Despite the satisfactory estimation of physico-chemical properties and creation of a series of correlative formulations for the black grape juice, the framework has its own drawbacks. The primary drawback is the framework is dependent on the accurate identification of components of black grape juice and their compositions. Very limited number of literatures are available in this regard. Such detailed compositions may not be available for other types of grapes as well as similar methodology cannot be extrapolated for other types of fruits because of the non-availability of list of all compounds and literatures. The group contribution parameters have wider applications and therefore, the values are not exact in all cases. However, the accountability in various applications leads to the acceptance in multiple engineering applications. Additionally, water plays a key role in the juice formulations. However, available physico-chemical properties of water are added to the estimated properties of other components.

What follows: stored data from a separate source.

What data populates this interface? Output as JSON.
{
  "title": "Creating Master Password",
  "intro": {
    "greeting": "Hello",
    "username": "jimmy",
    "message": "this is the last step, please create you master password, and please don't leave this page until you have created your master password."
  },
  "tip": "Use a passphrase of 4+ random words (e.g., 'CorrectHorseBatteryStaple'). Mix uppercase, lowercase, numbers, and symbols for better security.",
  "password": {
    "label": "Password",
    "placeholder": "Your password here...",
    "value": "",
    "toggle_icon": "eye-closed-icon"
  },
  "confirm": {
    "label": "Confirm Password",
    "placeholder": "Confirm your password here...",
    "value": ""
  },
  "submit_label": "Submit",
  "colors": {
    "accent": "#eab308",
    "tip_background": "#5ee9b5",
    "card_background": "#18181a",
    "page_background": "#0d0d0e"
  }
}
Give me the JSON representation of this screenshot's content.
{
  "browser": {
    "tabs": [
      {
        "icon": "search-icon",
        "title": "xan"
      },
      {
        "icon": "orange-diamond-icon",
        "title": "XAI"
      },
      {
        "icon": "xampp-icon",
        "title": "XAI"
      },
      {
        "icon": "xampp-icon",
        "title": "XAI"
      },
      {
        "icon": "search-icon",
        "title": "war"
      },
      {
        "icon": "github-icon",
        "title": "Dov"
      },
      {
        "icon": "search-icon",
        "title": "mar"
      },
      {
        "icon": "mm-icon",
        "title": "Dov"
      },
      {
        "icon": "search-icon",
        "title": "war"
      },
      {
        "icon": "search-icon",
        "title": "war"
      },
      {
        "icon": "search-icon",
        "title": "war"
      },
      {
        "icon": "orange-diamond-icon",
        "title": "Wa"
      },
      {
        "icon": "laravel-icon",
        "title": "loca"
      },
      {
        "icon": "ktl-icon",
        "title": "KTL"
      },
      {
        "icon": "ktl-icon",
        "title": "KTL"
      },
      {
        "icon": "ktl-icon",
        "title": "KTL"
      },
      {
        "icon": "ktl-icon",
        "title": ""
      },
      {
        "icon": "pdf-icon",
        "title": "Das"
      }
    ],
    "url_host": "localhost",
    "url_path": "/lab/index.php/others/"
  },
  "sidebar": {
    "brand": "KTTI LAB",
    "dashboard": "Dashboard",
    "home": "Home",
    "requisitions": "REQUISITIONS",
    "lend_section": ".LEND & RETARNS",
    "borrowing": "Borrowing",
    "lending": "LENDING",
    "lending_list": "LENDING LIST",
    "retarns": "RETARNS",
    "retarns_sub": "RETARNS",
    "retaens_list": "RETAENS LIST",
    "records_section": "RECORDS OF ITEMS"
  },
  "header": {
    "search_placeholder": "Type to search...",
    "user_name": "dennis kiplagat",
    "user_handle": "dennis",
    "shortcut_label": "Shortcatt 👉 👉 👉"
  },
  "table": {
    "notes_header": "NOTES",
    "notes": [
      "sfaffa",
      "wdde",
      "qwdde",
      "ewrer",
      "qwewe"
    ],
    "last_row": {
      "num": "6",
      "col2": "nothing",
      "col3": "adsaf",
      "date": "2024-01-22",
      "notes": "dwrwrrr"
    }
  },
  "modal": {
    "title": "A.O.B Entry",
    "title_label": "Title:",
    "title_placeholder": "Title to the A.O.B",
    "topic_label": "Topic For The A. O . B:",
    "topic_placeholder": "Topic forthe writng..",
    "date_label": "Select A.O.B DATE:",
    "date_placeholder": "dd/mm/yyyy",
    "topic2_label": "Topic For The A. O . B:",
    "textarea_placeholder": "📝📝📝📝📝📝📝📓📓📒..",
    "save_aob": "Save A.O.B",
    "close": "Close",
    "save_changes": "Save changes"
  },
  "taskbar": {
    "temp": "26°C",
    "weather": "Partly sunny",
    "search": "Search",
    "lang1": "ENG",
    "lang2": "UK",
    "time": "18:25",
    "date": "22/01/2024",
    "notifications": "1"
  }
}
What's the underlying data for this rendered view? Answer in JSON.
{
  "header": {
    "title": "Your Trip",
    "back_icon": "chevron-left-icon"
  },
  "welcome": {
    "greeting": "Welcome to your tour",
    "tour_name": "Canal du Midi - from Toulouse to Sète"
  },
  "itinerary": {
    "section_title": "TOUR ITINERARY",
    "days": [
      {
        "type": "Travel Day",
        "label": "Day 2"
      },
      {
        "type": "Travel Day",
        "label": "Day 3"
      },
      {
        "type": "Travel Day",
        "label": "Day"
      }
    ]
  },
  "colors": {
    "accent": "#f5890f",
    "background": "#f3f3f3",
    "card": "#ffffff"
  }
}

This strategy may not work for other variation of grapes as well as other types of fruit juices. Despite all these limitations, this approach successfully correlates the structural configuration of fruit components with the physico-chemical properties and thus opens a new window of modelling in juice processing.

4 Conclusion

The predictive formulation in the group contribution methodology successfully creates framework for the estimation of density, thermal conductivity and heat capacity for Malbec Vitis Vinifera species of black grape juice. The model parameters are estimated and validated over a common concentration range of 13.6–45°Brix for stated physico-chemical properties. Deviations less than 2% AAD for density and 5% AAD for thermal conductivity for a temperature range of 274–339 K whereas below 10% AAD for heat capacity over 274–319 K temperature range are observed when compared to the experimental dataset. Non-linear equations are generated to predict essential property parameters for density, thermal conductivity and heat capacity estimation. The frameworks take variation of temperature, molecular structure and concentration into the consideration. Hence, these frameworks can be viewed as initiation of new era in the process optimization, equipment designing and packaging applications during various stages of grape juice production process without the need of actually carrying out costly, time and resource consuming experiments. This study demonstrates the use of group contribution method and genetic algorithm for fruit juice property estimation and could be used as the basis for other food matrices.